Thursday, October 13, 2016

Sex Offender of the Seas?

OK, I feel that I have to step in here, in defence of the octopus.  All day I've been seeing headlines shouting how alleged groper Donald Trump was all over some of his alleged victims 'like an octopus'. Since when has the octopus been synonymous with sex offending?  There's a clear implication here that the aquatic mollusc is well known for molesting women, using its tentacles to inappropriately touch women in multiple places on their bodies.  Where is the evidence for these heinous allegations?  Has an octopus ever been convicted for sex offences?  I think not.  Have there ever been allegations, even, of sexual misconduct on their part?  Obviously not.  Yet every time some public figure is accused of feeling up women against their will, the whole octopus analogy is brought up - with no justification.  I mean, just because the octopus has eight sucker covered tentacles, that doesn't make it a potential groper - having more hands doesn't make anyone more prone to groping, does it?  I'm sure that one handed men, for instance, are, statistically, just as likely to be the sort of man to try and cop a feel on a crowded tube train, for instance, as a bloke with both hands.  (Actually, some of those prosthetic hands could be even better for groping, giving a firmer grip which the victim is less likely to wriggle free from, for instance).
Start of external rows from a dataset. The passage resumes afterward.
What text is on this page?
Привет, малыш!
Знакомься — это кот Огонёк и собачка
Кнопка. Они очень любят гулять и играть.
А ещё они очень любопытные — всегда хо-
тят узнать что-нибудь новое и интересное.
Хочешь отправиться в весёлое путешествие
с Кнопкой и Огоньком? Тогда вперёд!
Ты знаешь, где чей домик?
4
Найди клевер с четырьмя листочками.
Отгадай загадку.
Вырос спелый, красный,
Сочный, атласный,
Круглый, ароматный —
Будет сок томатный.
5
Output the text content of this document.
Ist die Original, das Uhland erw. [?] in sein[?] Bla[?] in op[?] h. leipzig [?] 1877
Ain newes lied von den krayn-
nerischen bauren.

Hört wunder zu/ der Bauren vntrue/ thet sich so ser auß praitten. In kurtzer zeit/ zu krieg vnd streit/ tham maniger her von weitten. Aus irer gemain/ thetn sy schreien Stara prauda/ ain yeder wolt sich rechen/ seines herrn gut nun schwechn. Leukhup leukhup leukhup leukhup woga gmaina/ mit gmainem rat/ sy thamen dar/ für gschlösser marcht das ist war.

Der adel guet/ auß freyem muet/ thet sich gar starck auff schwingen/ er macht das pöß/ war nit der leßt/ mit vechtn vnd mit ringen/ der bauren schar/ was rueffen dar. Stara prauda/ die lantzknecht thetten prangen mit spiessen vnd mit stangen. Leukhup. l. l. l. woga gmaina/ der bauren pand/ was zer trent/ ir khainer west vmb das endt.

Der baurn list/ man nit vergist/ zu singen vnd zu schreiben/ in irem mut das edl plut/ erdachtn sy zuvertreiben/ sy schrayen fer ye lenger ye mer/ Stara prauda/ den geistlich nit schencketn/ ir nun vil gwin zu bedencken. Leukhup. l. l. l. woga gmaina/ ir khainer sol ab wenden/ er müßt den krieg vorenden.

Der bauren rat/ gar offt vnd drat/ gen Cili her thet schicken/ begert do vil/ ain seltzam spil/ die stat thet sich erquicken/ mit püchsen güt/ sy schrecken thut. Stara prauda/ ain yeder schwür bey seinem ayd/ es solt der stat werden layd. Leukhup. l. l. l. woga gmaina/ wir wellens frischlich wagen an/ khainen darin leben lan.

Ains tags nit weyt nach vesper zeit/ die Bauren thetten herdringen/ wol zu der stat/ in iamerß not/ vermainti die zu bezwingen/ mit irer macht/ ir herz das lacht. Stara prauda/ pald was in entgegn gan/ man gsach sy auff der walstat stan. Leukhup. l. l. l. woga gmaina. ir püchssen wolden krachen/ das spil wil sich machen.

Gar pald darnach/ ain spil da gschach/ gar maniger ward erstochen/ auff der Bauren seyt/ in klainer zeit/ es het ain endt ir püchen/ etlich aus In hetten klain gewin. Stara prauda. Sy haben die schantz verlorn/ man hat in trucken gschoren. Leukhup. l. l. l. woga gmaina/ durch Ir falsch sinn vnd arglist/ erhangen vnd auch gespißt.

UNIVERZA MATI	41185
That said, tentacles aren't hands and, as far as I can see, wouldn't be suited to groping anyway.  Squeezing, perhaps, but not traditional groping.  OK, I suppose those suckers might allow a form of nipple tweaking and a tentacle could achieve a pretty good slap across the arse, but the fact is that the octopus, despite its undeserved media reputation, is ill-equipped to be a groper.  Besides, if its simply a case of assuming that many tentacles a groper makes, then why not scapegoat the giant squid instead?  They actually have more tentacle than an octopus and two of these are extra long, enabling them to stealthily grope from a distance.  Plus, those huge eyes probably make them good voyeurs.  Whilst there are no documented cases of octopus gropings, there is so little footage of living giant squids in their natural environment, that they could be sexual molesting halibut and the like all the time in the ocean depths.  Yet still it is the octopus that is unfairly characterised as the sex offender of the sea.  Personally, I blame all those old magazine and paperback covers depicting giant octopuses gripping young female divers with their tentacles.  I fear that if these false allegations aren't nipped in the bud now, things will only get worse.  It can surely only be a matter of time before someone starts trying to reinterpret Ringo Starr's 'Octopuses Garden' as evidence of the octopus being some kind of deep sea Jimmy Savile.  So, stop using the octopus as some kind of figurative gold standard for groping - the octopus is innocent.